Unlike the legions of young girls who work so hard at projecting an image of natural beauty and contentment in their endlessly Instagrammed lives, Dolly is frank about hating the 'old ugly woman' she sees in the mirror and happy to admit she relies on make-up and cosmetic enhancement to look more like the glamorous, hopeful minx she still feels like inside.
She is regularly held up as a totem of a fake plastic culture, but isn't her relaxed honesty, alongside her uncompetitive celebration of womanhood, rather more healthy than that of the girl whose low self-esteem is only buoyed by poking at the wounds of others? I know which I'd prefer offered my daughter a design for life.
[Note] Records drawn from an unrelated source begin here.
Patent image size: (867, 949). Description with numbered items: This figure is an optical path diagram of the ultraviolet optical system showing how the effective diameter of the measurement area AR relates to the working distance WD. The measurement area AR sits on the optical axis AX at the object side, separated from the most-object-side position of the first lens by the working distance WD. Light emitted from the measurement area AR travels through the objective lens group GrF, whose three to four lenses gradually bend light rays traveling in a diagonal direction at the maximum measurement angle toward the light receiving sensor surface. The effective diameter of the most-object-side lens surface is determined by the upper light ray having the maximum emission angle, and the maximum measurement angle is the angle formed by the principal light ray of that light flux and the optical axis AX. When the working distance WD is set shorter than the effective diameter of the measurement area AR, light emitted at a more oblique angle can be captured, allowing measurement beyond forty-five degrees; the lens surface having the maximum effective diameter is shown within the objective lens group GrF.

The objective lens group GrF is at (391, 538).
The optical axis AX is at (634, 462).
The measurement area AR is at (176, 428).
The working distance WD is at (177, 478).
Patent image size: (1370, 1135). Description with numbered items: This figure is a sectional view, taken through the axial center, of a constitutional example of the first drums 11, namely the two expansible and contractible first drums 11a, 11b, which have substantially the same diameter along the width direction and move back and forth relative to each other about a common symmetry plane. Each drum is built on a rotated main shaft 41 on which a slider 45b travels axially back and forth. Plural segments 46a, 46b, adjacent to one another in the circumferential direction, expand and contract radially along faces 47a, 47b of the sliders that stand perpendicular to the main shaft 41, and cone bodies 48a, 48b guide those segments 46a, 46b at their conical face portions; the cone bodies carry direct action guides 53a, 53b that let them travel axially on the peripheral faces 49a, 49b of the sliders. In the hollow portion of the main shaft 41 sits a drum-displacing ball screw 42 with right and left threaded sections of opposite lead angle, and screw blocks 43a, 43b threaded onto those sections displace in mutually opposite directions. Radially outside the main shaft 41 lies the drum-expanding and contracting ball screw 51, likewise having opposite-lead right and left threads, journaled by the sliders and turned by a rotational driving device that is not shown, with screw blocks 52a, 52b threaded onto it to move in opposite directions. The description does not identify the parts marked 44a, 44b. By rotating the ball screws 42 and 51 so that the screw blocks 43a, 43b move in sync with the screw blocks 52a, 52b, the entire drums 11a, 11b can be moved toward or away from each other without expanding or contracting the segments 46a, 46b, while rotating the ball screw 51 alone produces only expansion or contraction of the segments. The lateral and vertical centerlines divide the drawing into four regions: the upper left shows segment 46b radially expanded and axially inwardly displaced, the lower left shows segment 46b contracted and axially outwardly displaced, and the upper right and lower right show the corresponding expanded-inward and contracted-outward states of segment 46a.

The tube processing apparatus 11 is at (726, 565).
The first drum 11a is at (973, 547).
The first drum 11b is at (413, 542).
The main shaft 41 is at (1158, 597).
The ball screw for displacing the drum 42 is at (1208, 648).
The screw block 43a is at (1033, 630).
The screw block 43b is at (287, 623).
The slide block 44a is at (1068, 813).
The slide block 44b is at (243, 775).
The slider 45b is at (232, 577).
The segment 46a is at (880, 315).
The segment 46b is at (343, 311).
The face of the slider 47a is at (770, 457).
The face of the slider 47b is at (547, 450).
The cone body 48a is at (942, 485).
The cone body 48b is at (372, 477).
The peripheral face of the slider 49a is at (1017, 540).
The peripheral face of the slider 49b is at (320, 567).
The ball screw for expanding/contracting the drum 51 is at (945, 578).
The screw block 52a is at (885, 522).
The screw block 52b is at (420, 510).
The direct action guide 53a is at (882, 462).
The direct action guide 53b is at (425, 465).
Unpatriotic players left holding the baby
The World Cup continues to throw up fascinating subjects for consideration. This week saw pundits up in arms at Harry Redknapp's claim that some footballers had asked him to help them avoid playing in an England game.
Who were these unpatriotic traitors, football hacks cried — Ian Wright demanded they all find a dead soldier's mum and explain themselves to her immediately.
The one example Harry gave as a pathetic excuse for not wanting to play in a game was ‘My girlfriend's having a baby'. Outrageous, I know, the notion that being at the birth of your child might be prioritised over playing in an England friendly. Who said ‘Neanderthal’?
Get ready to muck in at Glastonbury
Glastonbury kicks off today and the weather forecast is ominous. Though much of country will be delivered sunshine, the Glasto micro-climate that often seems to assert itself at this time of year appears to offer rain and thus, within a couple of hours, deep, fat, sticky mud.
But if you're a Glasto newbie with a sinking heart, do not despair. I've attended some of the muddiest Glastonburys, including the notorious ‘trench warfare' year of '97.
And even though I usually resent breaking a nail, I had an absolute ball, because we were all in it together, the moon shone and the music pulled us all up and away. Have fun!